A un año, exactamente, de la muerte de Eduardo Cicchino, el hincha de boca que fue acuchillado el 19 de mayo de 2016, en el bar "Seddon" de San Telmo por Gustavo Aníbal Olivera, el Tribunal Oral en lo Criminal 28 sentenció al asesino a 16 años de prisión.

El ataque se originó cuando la víctima gritó un gol de Boca, en un encuentro con sus amigos para ver el partido de los cuartos de final de la Copa Libertadores. Tras esa reacción, Olivera se molestó, los insultó y cuando terminó el juego apuñaló al hombre en el tórax, a la altura del corazón. 

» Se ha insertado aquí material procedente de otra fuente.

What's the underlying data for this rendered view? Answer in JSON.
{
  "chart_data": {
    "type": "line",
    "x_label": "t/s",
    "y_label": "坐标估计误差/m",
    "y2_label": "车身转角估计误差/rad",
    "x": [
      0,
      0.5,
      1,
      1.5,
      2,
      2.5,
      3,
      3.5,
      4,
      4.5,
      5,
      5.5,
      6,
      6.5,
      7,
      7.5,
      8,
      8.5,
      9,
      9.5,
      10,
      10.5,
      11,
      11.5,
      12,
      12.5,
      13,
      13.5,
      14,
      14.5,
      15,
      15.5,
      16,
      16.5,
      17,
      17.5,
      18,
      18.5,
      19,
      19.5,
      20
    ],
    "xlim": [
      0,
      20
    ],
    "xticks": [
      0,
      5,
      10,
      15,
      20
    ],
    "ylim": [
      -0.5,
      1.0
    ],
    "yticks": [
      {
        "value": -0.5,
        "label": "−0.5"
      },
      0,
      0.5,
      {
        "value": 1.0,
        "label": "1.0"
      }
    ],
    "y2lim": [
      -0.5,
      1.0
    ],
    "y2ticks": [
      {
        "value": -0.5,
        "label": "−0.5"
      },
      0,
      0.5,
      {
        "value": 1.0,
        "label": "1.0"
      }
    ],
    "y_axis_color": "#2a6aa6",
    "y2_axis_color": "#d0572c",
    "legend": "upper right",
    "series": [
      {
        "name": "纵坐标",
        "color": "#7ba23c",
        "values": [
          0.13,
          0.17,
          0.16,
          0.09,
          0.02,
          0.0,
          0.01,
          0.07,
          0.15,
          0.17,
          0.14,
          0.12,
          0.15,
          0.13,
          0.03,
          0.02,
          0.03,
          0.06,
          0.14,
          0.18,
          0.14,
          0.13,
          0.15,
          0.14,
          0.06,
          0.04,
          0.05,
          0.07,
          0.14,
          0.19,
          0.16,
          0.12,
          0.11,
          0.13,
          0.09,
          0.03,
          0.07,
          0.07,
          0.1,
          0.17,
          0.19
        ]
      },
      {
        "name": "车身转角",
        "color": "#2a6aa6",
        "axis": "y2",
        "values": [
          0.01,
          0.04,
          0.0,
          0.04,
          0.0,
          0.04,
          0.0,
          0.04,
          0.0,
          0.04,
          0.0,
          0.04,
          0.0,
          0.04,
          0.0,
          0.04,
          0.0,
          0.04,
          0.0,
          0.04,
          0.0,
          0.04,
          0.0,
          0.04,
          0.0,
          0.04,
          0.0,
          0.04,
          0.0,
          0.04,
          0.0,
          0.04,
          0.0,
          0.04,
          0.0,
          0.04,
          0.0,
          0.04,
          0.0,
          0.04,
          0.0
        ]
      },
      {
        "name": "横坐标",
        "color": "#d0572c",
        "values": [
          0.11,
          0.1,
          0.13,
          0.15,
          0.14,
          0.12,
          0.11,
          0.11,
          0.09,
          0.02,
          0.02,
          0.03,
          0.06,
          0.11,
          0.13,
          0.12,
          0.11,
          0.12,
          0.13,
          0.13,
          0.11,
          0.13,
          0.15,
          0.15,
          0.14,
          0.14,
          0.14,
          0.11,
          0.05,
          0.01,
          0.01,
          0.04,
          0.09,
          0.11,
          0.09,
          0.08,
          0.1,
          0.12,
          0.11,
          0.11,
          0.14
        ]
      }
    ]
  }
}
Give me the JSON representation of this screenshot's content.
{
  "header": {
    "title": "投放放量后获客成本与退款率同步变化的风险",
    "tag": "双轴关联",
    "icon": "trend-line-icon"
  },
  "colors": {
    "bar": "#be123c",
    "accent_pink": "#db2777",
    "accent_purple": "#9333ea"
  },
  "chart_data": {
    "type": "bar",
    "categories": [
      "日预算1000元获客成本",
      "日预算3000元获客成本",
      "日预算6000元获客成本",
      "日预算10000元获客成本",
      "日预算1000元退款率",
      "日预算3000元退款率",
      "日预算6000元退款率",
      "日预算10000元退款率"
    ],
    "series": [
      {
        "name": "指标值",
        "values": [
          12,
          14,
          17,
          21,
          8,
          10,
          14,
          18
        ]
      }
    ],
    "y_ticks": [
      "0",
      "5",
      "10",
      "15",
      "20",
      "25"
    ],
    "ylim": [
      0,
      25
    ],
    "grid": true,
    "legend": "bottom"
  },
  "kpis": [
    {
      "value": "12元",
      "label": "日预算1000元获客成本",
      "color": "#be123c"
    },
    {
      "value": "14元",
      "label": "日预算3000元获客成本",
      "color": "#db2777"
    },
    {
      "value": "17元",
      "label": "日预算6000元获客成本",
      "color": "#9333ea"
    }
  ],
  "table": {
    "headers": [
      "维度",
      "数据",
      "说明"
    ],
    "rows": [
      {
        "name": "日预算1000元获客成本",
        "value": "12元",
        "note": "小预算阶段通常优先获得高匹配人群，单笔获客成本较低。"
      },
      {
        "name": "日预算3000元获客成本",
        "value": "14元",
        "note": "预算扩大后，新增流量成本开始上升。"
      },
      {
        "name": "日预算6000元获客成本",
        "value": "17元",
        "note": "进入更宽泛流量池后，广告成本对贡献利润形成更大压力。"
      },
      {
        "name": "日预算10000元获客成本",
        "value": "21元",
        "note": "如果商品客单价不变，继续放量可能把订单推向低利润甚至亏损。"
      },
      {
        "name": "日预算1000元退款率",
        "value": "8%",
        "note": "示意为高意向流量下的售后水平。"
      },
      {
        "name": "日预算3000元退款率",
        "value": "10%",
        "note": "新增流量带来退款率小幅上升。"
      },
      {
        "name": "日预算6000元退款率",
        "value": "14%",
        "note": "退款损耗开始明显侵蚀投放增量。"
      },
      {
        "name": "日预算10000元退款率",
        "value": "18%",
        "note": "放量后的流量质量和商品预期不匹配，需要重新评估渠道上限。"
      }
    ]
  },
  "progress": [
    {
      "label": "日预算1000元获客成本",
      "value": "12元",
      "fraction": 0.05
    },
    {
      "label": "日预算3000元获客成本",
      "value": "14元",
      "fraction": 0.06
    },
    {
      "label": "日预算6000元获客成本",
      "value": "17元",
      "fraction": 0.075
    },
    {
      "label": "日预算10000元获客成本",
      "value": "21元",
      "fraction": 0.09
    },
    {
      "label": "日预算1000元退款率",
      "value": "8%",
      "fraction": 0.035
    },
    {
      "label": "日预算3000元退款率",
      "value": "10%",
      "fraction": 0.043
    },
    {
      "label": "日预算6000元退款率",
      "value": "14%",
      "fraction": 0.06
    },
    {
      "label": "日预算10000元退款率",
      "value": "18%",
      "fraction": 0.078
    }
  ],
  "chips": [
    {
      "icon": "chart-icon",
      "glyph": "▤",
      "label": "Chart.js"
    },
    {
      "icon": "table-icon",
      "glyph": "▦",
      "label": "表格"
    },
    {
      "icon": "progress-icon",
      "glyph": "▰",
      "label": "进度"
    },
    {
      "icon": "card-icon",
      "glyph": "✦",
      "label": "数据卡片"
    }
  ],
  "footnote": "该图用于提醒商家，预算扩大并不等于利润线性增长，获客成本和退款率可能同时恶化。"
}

La familia de Cicchino considera que la sanción no fue la adecuada, ya que la Justicia calificó el hecho como homicidio simple. "Si alguien me convence de que no es un homicidio agravado, no apelaré. Mientras tanto, estoy convencido de que lo es, entonces apelaré", lamentó Marcelo Cicchino y luego agregó: "Si yo tengo un arma escondida, con una mano trato de esconderla y con la otra ataco, encima con una navaja de cacería que tiene un rompecoco en el mango, tengo la decisión de matar. Mi hijo no tuvo la oportunidad de ver el arma ni de alejarse y no pelear".

De todas maneras, a pesar de su disconformidad con el fallo, el padre de la víctima valoró que a un año de la muerte de su hijo, por lo menos haya una sentencia firme. "Nos da un poco de esperanza", finalizó.